Bağlanma hastalığının tedavisine önce kişinin aile hikâyesi ve bireysel hayat hikâyesini uzun uzun alarak başlıyoruz. Daha sonra çiftin cinsel öyküsünü alıyoruz ve çifte adım adım ilerleyen ev ödevleri veriyoruz. Ev ödevlerini yapmadan önce çift ideal ortamı yaratıyor. Daha sona nefes ve gevşeme egzersizleriyle kişiler bedenen ve ruhen rahatlatıyor, gevşiyor. Ardından dokunma ve okşama egzersizleriyle çiftin birbirini yeniden keşfetmelerini, duyulara ve dokunmaya odaklanmalarını sağlıyoruz. Daha sonra erkeğin kendi bedeniyle barışması, eşin yanında mastürbasyon, eşin mastürbasyonu, sevişerek boşalma, haremağası tekniğiyle eşli boşalma, ilişkiyle boşalma, sarılıp uyuma, ayna karşısında sevişme, kamera karşısında sevişme, gözler kapalı sevişme, karanlıkta sevişme gibi egzersizlere geçiliyor. Bu süreçte erkeğin centilmence davranmasını, çiftin sosyalleşmesini, çiftin birbirine güzel sözler söylemesini, yeniden sevgili olmasını ve flört etmesi amaçlanıyor.
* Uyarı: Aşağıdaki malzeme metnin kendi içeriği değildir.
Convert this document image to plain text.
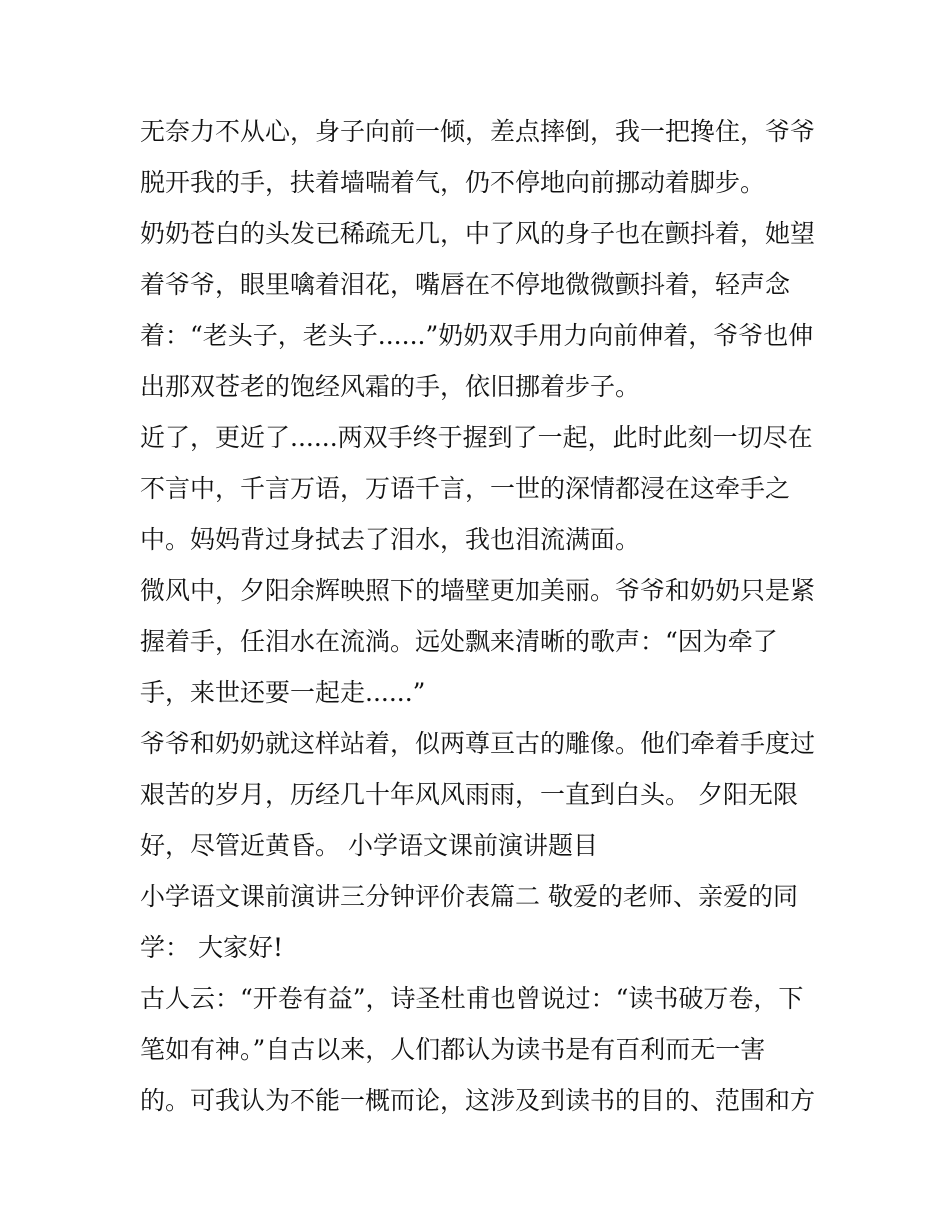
无奈力不从心，身子向前一倾，差点摔倒，我一把搀住，爷爷
脱开我的手，扶着墙喘着气，仍不停地向前挪动着脚步。
奶奶苍白的头发已稀疏无几，中了风的身子也在颤抖着，她望
着爷爷，眼里噙着泪花，嘴唇在不停地微微颤抖着，轻声念
着：“老头子，老头子......”奶奶双手用力向前伸着，爷爷也伸
出那双苍老的饱经风霜的手，依旧挪着步子。
近了，更近了......两双手终于握到了一起，此时此刻一切尽在
不言中，千言万语，万语千言，一世的深情都浸在这牵手之
中。妈妈背过身拭去了泪水，我也泪流满面。
微风中，夕阳余辉映照下的墙壁更加美丽。爷爷和奶奶只是紧
握着手，任泪水在流淌。远处飘来清晰的歌声：“因为牵了
手，来世还要一起走......”
爷爷和奶奶就这样站着，似两尊亘古的雕像。他们牵着手度过
艰苦的岁月，历经几十年风风雨雨，一直到白头。 夕阳无限
好，尽管近黄昏。 小学语文课前演讲题目
小学语文课前演讲三分钟评价表篇二 敬爱的老师、亲爱的同
学： 大家好!
古人云：“开卷有益”，诗圣杜甫也曾说过：“读书破万卷，下
笔如有神。”自古以来，人们都认为读书是有百利而无一害
的。可我认为不能一概而论，这涉及到读书的目的、范围和方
Tedavide, çifte seksin amacı boşalıp rahatlamak olan güzel bir oyun olduğu gerçeğini anlatıyoruz. “Birlikte oyun oynayın. Seks oyunları oynayın. Sonucu düşünmeden süreci yaşayın, tatmin etme baskısından kurtulun. Mevzubahis boşalmaksa gerisi teferruattır” diyoruz. Penis-vajina odaklı olmayan sevişmeyi öğretiyoruz. Çünkü penis çocuk gibidir, üstüne düşerseniz kaçar, onsuz keyif almaya çalışırsanız oyuna girmek ister. Erkeğin kadını kucağına oturttuğu Tantra pozisyonunda ruh ve beden bütünlüğünü sağlamaya çalışıyoruz.